According to safeguard (2001), plastic waste generated in urban areas is derived from various sources such as household waste, commercial, institutional waste, street sweeping etc.
            According to Environment Quality, (1991), “Household account for about half of the solid waste generated i.e. by weight in the third world cities” which include Abakaliki it has also been noted that domestic waste disposal management has received considerable attention, collection, disposal, processing, treatment recycling and utilization have defies solution.
            According to Kaushik (1998), due to ease of use, harding, light weight, waterproof nature and low cost, polythene has found wide applicability in modern society
            According to Chandigarh (1998), polythene became popular commercially more than the other bags due its low price and portability. In his view, market mechanism drives people to use polythene because it is cheap and easily available. It is tough, water proof and easy to carry and store. It is largely used as carry-bags.
            According to international Rice Research Institute IRR(2002), polythene is bedeviled by various problems. It was observed that polythene bags prevent sunlight exposure on soil. This in turn destroys the beneficial bacteria causing gain of soil fertility.
            According to Roy (2001), polythene bags and other plastic materials, it burnt below 7,000 degree Celsius, create a dioxin-Like poisonous gas, which can cause cancer and skin diseases. Polythene bags dumped near households are the safe havens for breeding mosquitoes, which causes dengue fever, filiariasis and malaria, he warned.

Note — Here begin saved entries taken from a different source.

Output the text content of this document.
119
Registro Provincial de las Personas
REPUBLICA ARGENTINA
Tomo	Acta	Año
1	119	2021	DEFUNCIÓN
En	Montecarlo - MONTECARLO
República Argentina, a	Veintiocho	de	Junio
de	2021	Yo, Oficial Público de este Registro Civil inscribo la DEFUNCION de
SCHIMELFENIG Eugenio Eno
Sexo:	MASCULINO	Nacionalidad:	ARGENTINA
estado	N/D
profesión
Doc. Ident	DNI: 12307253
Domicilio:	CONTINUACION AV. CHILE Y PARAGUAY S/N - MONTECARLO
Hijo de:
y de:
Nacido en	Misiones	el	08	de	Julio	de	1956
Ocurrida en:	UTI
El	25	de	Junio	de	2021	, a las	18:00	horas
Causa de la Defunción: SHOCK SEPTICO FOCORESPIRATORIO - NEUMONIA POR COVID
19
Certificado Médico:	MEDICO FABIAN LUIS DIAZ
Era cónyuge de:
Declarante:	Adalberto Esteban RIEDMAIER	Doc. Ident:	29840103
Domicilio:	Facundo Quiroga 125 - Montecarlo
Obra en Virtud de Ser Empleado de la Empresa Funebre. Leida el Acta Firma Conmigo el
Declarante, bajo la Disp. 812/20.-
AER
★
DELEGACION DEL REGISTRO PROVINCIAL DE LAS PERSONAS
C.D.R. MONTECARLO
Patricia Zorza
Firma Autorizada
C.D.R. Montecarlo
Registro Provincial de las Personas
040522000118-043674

            So, it is pertinent that polythene materials should be properly disposed. They can be thrown into trash cans, waste baskets or perhaps into recycling bins. Studies can be on, on how to produce biodegradable or degradable polythene, which will be used instead of non-degradable polythene (Marais and Armitage (2004). It is “equally better to use plastic grocery bags or reusable shopping bags instead of the non-degradable polythene”, they said.

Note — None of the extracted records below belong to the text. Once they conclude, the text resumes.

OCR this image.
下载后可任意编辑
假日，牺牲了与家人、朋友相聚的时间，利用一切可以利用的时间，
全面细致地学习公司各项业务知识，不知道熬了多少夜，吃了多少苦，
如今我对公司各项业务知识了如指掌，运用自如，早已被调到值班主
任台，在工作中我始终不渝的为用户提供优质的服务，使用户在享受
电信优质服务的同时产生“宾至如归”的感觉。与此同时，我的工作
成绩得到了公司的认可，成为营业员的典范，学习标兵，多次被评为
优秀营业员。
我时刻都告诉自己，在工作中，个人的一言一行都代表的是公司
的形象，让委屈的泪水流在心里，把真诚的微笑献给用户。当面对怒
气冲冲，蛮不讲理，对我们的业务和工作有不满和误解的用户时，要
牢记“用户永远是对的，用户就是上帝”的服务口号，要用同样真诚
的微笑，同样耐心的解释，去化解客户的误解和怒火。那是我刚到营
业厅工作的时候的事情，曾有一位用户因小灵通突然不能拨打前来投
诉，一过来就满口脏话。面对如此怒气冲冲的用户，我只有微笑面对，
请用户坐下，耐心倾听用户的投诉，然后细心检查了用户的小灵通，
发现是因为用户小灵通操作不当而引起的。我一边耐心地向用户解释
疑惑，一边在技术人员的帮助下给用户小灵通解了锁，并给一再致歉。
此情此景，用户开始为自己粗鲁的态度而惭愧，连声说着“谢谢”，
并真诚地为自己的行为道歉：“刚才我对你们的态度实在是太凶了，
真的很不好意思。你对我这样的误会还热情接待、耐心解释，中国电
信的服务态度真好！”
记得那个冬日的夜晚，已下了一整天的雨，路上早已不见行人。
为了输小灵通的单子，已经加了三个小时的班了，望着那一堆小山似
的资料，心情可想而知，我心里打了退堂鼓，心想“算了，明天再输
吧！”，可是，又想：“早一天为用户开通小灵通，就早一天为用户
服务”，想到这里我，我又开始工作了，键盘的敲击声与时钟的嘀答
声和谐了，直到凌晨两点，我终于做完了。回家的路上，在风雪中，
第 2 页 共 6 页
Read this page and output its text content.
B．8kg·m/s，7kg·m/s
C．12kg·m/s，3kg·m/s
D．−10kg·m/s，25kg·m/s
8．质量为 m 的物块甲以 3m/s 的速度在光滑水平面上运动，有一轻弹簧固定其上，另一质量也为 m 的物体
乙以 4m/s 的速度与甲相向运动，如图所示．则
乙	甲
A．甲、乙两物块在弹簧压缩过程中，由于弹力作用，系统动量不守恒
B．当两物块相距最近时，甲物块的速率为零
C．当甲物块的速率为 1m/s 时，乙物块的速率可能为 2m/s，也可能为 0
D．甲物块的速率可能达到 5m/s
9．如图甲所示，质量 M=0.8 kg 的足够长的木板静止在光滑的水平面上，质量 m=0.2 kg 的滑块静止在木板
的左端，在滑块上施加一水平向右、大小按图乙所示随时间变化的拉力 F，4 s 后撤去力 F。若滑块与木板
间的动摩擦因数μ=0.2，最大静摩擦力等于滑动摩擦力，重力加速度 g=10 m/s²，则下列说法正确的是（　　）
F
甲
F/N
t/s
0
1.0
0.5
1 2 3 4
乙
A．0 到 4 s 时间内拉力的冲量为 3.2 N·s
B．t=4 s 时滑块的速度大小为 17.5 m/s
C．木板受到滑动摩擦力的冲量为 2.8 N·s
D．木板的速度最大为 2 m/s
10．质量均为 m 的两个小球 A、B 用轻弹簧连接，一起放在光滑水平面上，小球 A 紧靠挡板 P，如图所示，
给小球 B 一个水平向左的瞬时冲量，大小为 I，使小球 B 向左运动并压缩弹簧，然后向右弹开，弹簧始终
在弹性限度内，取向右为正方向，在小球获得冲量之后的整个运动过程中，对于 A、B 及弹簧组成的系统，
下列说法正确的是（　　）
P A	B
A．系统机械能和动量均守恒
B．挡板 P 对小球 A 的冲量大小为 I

In his study, Michael (2003), recommended the use of recyclable polythene which will be sorted if disposed with other waste made from other products. Moreso, he advocated for laws to be established that will make it illegal and prohibitive for anyone to dump polythene indiscriminately. This laws should not just be there, they should be implemented (Florida study, 1998). In order to obey this law, more waste baskets and trash cans should be provided (Armitage, 2005).

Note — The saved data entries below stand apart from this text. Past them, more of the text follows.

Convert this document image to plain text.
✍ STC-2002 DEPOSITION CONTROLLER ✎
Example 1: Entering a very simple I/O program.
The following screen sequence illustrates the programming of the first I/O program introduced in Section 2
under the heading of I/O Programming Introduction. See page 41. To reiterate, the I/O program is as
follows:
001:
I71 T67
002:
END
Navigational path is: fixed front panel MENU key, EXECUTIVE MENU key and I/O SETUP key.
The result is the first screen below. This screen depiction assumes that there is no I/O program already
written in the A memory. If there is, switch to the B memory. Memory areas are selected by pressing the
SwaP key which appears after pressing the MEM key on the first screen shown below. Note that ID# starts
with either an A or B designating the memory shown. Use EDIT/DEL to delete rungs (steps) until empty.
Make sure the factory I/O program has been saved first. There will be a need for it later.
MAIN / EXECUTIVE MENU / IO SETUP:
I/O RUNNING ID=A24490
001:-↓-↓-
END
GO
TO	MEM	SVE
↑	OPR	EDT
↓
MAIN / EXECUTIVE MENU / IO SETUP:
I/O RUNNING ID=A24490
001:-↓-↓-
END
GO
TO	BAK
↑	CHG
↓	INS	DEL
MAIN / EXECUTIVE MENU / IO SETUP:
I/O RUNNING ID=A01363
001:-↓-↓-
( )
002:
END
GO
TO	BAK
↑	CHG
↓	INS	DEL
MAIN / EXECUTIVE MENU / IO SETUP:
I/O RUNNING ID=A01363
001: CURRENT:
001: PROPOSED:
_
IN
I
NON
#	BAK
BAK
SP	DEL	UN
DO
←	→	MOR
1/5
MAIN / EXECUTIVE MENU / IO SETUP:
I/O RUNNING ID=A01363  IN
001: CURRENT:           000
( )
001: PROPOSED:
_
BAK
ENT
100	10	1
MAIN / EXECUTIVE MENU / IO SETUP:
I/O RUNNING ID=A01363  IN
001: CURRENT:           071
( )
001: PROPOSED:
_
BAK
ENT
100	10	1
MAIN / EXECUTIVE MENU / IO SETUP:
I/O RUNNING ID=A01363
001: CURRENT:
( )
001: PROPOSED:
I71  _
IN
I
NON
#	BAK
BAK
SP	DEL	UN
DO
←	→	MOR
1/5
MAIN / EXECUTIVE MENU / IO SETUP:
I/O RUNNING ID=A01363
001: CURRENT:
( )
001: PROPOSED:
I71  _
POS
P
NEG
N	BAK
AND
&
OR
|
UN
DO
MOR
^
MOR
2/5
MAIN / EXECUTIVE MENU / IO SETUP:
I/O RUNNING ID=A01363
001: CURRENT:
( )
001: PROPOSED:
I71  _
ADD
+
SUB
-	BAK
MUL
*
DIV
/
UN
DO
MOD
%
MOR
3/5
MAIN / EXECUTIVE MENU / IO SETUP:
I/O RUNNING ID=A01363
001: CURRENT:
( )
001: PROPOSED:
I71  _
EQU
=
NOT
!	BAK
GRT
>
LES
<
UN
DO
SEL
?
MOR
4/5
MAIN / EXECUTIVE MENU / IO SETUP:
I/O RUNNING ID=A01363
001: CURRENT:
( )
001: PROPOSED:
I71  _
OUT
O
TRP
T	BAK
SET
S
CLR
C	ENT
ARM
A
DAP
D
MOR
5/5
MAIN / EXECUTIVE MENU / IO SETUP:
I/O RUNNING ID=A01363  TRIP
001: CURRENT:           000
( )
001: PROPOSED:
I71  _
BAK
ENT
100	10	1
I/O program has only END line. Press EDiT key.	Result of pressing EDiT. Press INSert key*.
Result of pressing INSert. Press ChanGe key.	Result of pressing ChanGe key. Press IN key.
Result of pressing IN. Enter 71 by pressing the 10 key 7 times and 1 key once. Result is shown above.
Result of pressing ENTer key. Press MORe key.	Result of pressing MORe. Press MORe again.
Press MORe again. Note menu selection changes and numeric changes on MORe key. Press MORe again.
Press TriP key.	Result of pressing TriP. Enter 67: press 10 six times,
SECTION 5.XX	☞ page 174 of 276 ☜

            According to Uchegbonam (2002), plastic waste management is tampered by a number of other factors such as in inadequate sings of infrastructure especially those that cater for direct services under sanitation system and lack of finance. He went further to say that the improper disposal of plastic waste lead to reduction of property values. Burning of plastic waste cause headaches, nervousness and lack of concentration, psychiatric ailment, psychological damage, respiratory problems, eye and nasal infections and reduced amount of energy.